“There’s a sucker born every minute.” The origin of this quote, supposedly by P.T. Barnum, creator of the famous Barnum & Bailey Circus, is as phony as the incident that created it. The words are accurate, however, many reports say it was not Barnum who uttered the now-famous phrase. Rather it was his competitor, David Hannum. The snit, between Barnum and Hannum was over a fake fossilized human giant. The key word is,“fake.” The human giant was as fake as the phone scams circulating through Middle Georgia.
The Better Business Bureau has been inundated with calls from people who have received what has been termed the “IRS Phone Scam.” The callers identify themselves as IRS personnel and they inform the potential victim that they owe the IRS and need to pay right away or off to jail they go. There are variations of this type of phone scam. In another, scammers parading as a law enforcement official call saying that a family member is in jail and bail must be posted. Not.

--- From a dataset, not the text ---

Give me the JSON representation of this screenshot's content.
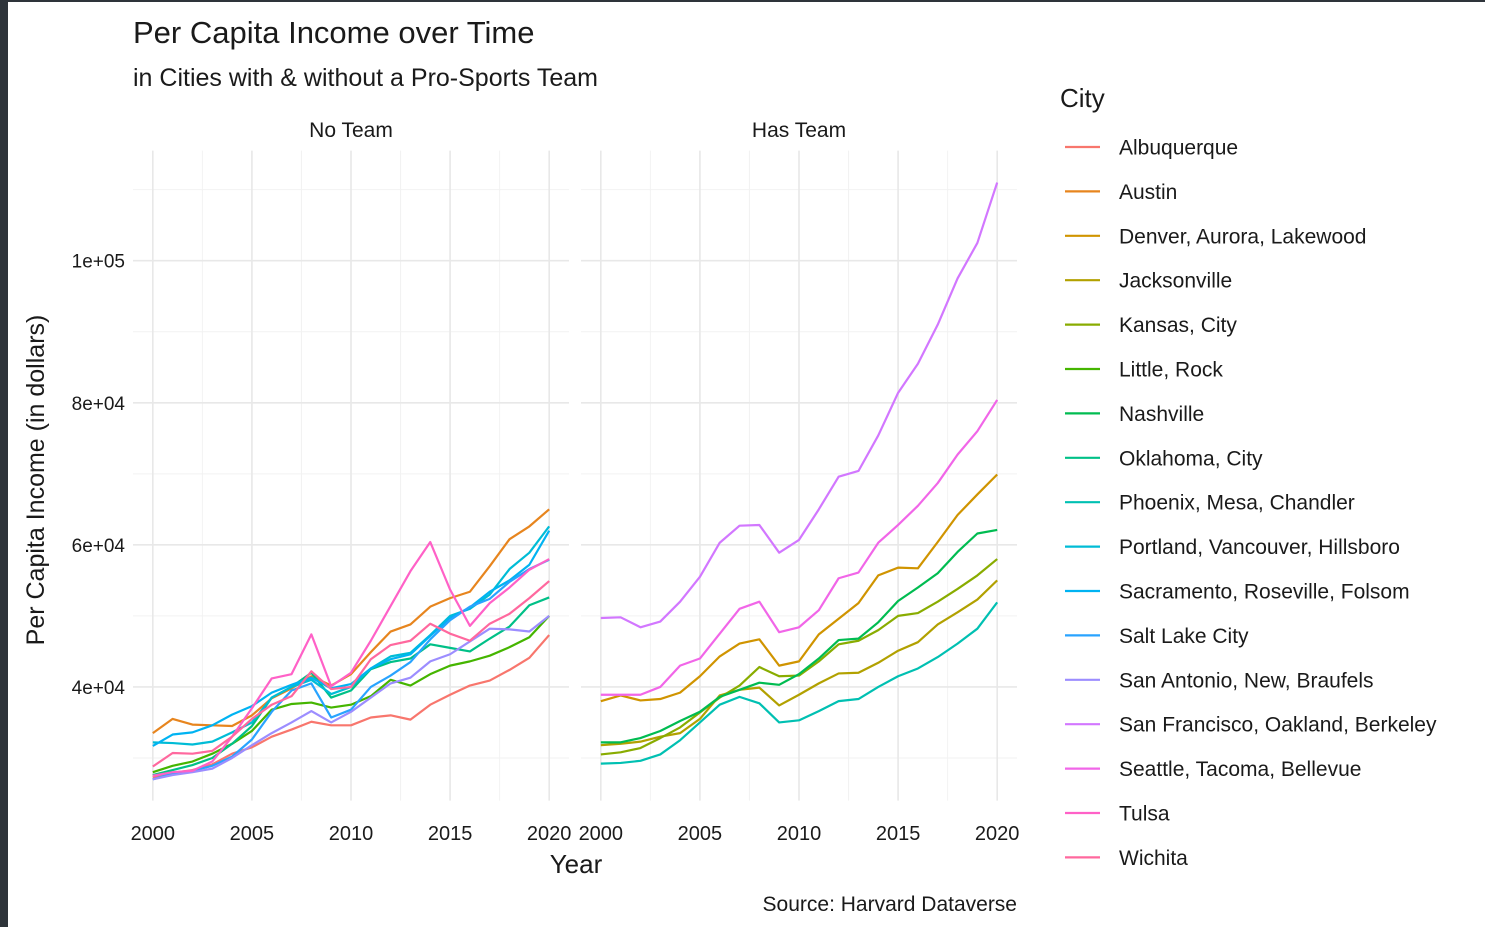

While the Better Business Bureau had a spike in calls, that is a good thing. It proves people were wary of the scam calls they received, but these criminals probably strike the mother lode more than we would like to think. Here is a good rule of thumb that’s bound to protect you and loved ones from falling victim: Don’t give the caller any personal information, and when in doubt, hang up. In the end, it doesn’t matter whether P.T. Barnum or David Hannum said, “There’s a sucker born every minute,” because it still rings more true than false.